9 Mayıs 2013

Rise of the Guardians


filmi beğenmedim, tamam çizimler güzel ama film kötü. bir şeylere inanmayı aşılama olayını çok abartmışlar gibi geldi. büyüyüne kadar masallara, ölene kadar dine inanmak gibi algıladım bunu. üstelik verilen örnekler de bunu destekliyordu. girişi, gelişmesi, sonucu ve hatta müzikleri bile standart idi. fabrikada film basıyorlar sanki...

--- spoiler ---

.tüm savaş bir tek çocuğunun inancına kalıyor, sonra da bu çocuk dünyayı kurtarıyor. eh bu kısmına fena değil diyelim ama gerisi işe yaramaz gerçekten. yok efendim kimse inanmıyormuş da yok efendim ay görünmediği zaman aya inanmıyor musun? da... daha neler. ay tanrısının filmi olmuş herhalde.

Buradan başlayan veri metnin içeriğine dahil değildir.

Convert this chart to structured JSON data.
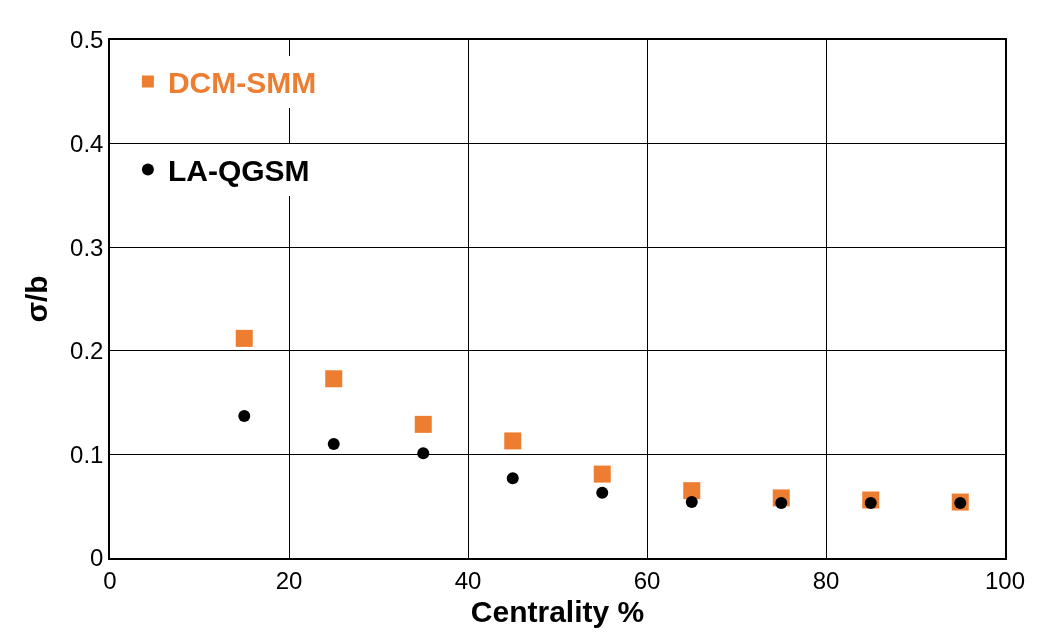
{
  "chart_data": {
    "type": "scatter",
    "xlabel": "Centrality %",
    "ylabel": "σ/b",
    "xlim": [
      0,
      100
    ],
    "xticks": [
      0,
      20,
      40,
      60,
      80,
      100
    ],
    "ylim": [
      0,
      0.5
    ],
    "yticks": [
      0,
      0.1,
      0.2,
      0.3,
      0.4,
      0.5
    ],
    "grid": true,
    "legend": "top left",
    "x": [
      15,
      25,
      35,
      45,
      55,
      65,
      75,
      85,
      95
    ],
    "series": [
      {
        "name": "DCM-SMM",
        "color": "#ed7d31",
        "marker": "square",
        "values": [
          0.212,
          0.173,
          0.129,
          0.113,
          0.081,
          0.065,
          0.058,
          0.056,
          0.054
        ]
      },
      {
        "name": "LA-QGSM",
        "color": "#000000",
        "marker": "circle",
        "values": [
          0.137,
          0.11,
          0.101,
          0.077,
          0.063,
          0.054,
          0.053,
          0.053,
          0.053
        ]
      }
    ]
  }
}
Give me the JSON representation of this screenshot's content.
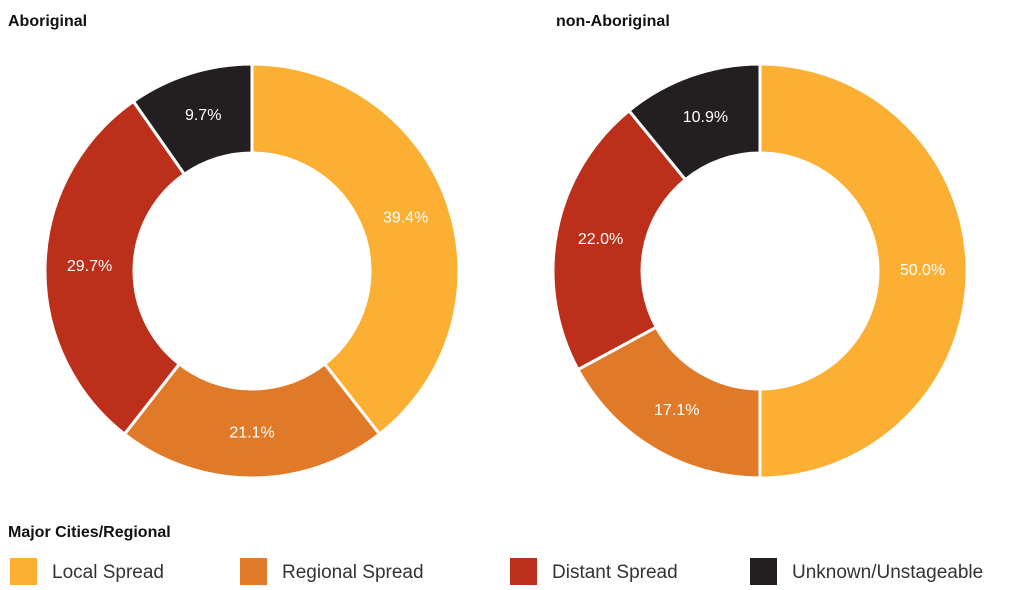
{
  "legend": {
    "title": "Major Cities/Regional",
    "categories": [
      "Local Spread",
      "Regional Spread",
      "Distant Spread",
      "Unknown/Unstageable"
    ],
    "colors": [
      "#fbb034",
      "#e07a28",
      "#bc2f1a",
      "#231f20"
    ]
  },
  "chart_data": [
    {
      "type": "pie",
      "title": "Aboriginal",
      "values": [
        39.4,
        21.1,
        29.7,
        9.7
      ],
      "value_labels": [
        "39.4%",
        "21.1%",
        "29.7%",
        "9.7%"
      ]
    },
    {
      "type": "pie",
      "title": "non-Aboriginal",
      "values": [
        50.0,
        17.1,
        22.0,
        10.9
      ],
      "value_labels": [
        "50.0%",
        "17.1%",
        "22.0%",
        "10.9%"
      ]
    }
  ]
}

.sandman midir nedir? onun türkçesi yok muydu? onu da aşılasınlar. amerikan folklörü falan olacak herhalde bunlar da. hepsi araklama sayılır ya yine de sanki tüm dünya bunlardan ibaret gibi film çekmeleri de insanı sinir ediyor.

.hele bunu körpe dimağlara pompalamarı daha bir sinir ediyor. ulan paskalya tavşanı nedir? çocuğun buna inancı neden bu kadar önemlidir? bu neyin filmidir arkadaş, erken dönem misyonerlik çalışması gibi geldi bana. böyle bir niyetleri yoksa dahi bu sonuca çıkıyor. yapacak bir şey yok.

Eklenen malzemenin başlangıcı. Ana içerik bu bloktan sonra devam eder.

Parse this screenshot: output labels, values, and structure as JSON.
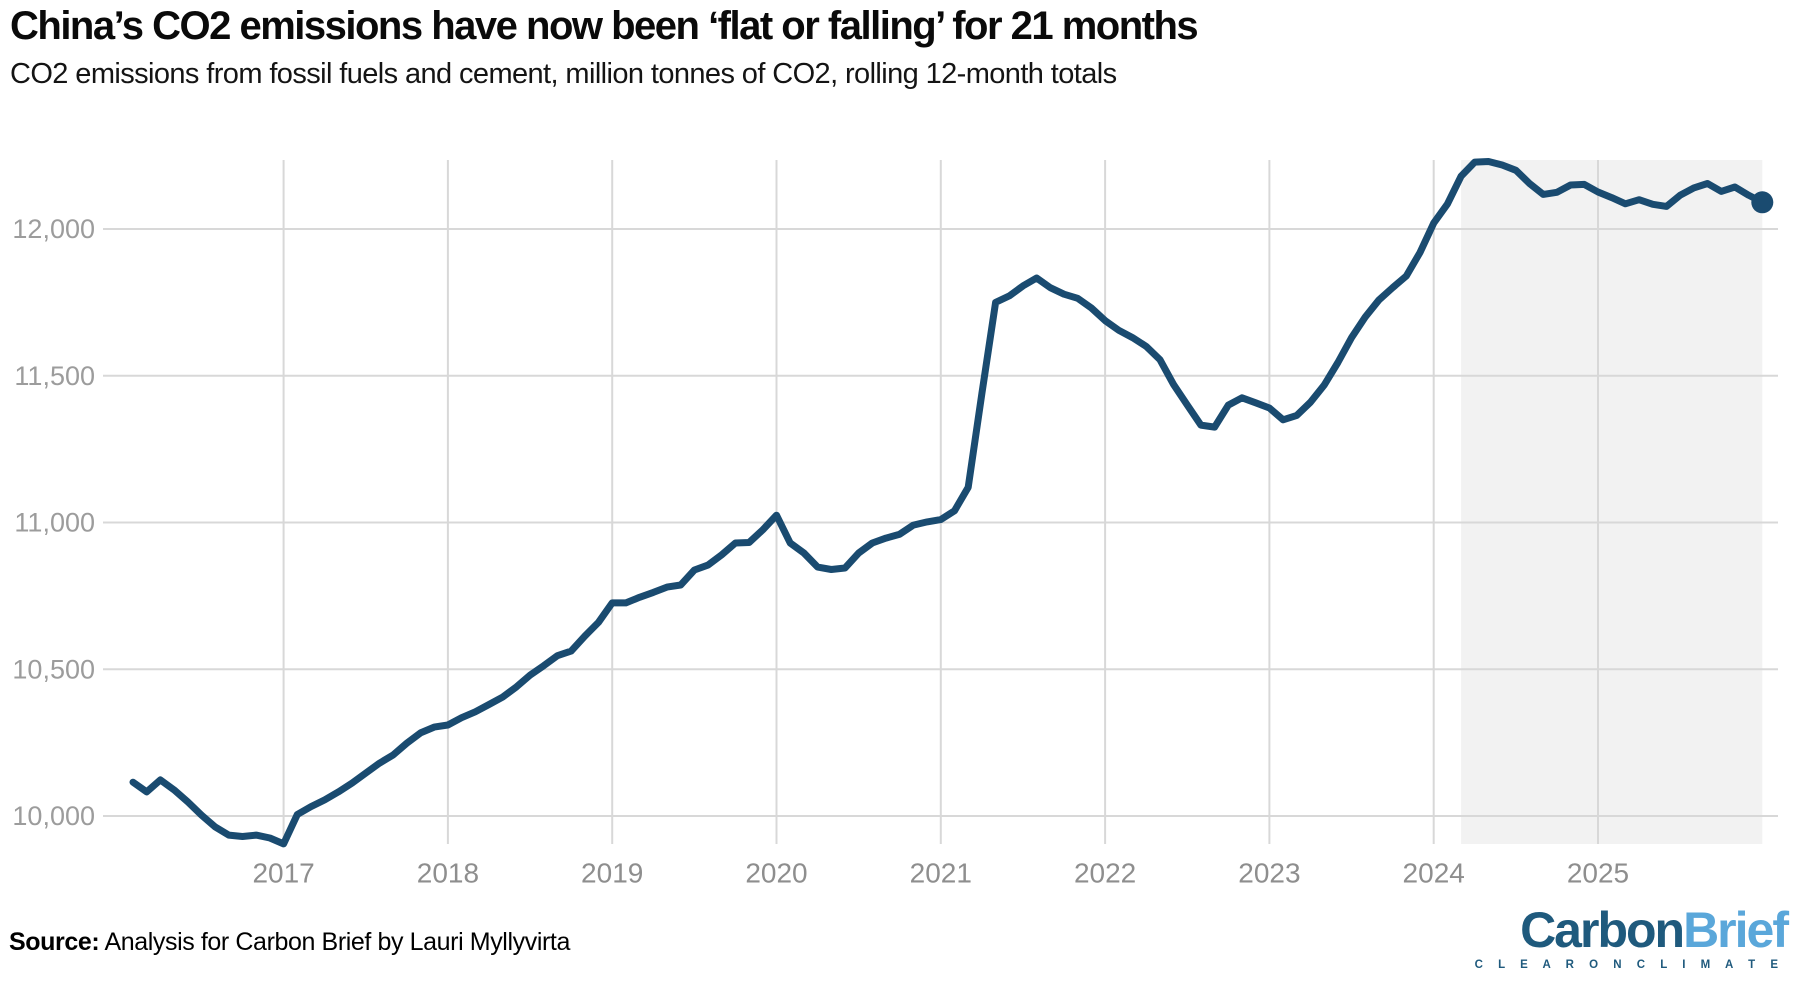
{
  "page": {
    "title": "China’s CO2 emissions have now been ‘flat or falling’ for 21 months",
    "subtitle": "CO2 emissions from fossil fuels and cement, million tonnes of CO2, rolling 12-month totals"
  },
  "source": {
    "label": "Source:",
    "text": " Analysis for Carbon Brief by Lauri Myllyvirta"
  },
  "logo": {
    "carbon": "Carbon",
    "brief": "Brief",
    "tagline": "C L E A R   O N   C L I M A T E",
    "carbon_color": "#1f5a7d",
    "brief_color": "#5aa7da"
  },
  "chart_data": {
    "type": "line",
    "title": "China’s CO2 emissions have now been ‘flat or falling’ for 21 months",
    "ylabel": "million tonnes of CO2, rolling 12-month totals",
    "xlabel": "",
    "grid": true,
    "legend": "none",
    "x_tick_labels": [
      "2017",
      "2018",
      "2019",
      "2020",
      "2021",
      "2022",
      "2023",
      "2024",
      "2025"
    ],
    "y_ticks": [
      10000,
      10500,
      11000,
      11500,
      12000
    ],
    "y_tick_labels": [
      "10,000",
      "10,500",
      "11,000",
      "11,500",
      "12,000"
    ],
    "ylim": [
      9900,
      12235
    ],
    "start_month": "2016-01",
    "end_month": "2025-12",
    "line_color": "#1a4b70",
    "highlight_band": {
      "from": "2024-03",
      "to": "2025-12",
      "color": "#f2f2f2",
      "meaning": "period of flat or falling emissions (21 months)"
    },
    "end_dot_value": 12091,
    "series": [
      {
        "name": "CO2 emissions from fossil fuels and cement, rolling 12-month total",
        "values": [
          10115,
          10082,
          10123,
          10089,
          10048,
          10003,
          9963,
          9935,
          9930,
          9935,
          9925,
          9905,
          10005,
          10032,
          10055,
          10082,
          10112,
          10146,
          10180,
          10208,
          10248,
          10283,
          10303,
          10310,
          10335,
          10355,
          10380,
          10405,
          10440,
          10480,
          10512,
          10546,
          10562,
          10613,
          10660,
          10726,
          10726,
          10745,
          10762,
          10780,
          10787,
          10838,
          10855,
          10890,
          10930,
          10932,
          10975,
          11025,
          10930,
          10896,
          10848,
          10840,
          10845,
          10896,
          10930,
          10947,
          10960,
          10991,
          11002,
          11010,
          11040,
          11120,
          11440,
          11750,
          11772,
          11806,
          11833,
          11800,
          11778,
          11764,
          11731,
          11688,
          11655,
          11630,
          11600,
          11555,
          11470,
          11400,
          11332,
          11325,
          11400,
          11425,
          11408,
          11390,
          11350,
          11365,
          11410,
          11468,
          11545,
          11630,
          11700,
          11758,
          11800,
          11840,
          11920,
          12020,
          12085,
          12180,
          12228,
          12230,
          12218,
          12200,
          12155,
          12118,
          12125,
          12150,
          12152,
          12126,
          12107,
          12086,
          12100,
          12084,
          12077,
          12115,
          12140,
          12155,
          12128,
          12143,
          12115,
          12091
        ]
      }
    ]
  }
}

.hiç bir şeye inanmama gibi bir seçenek de yok, ha gerçekte de böyle seçenek olmayabilir ama karabasana bile inanıyorlar ama korkmuyorlar. böyle yeniyorlar onu da... ruhlu şeytanlı filmlerde de benzeri oluyordu. resmen kapkaranlık bir film aslında bu anlamda.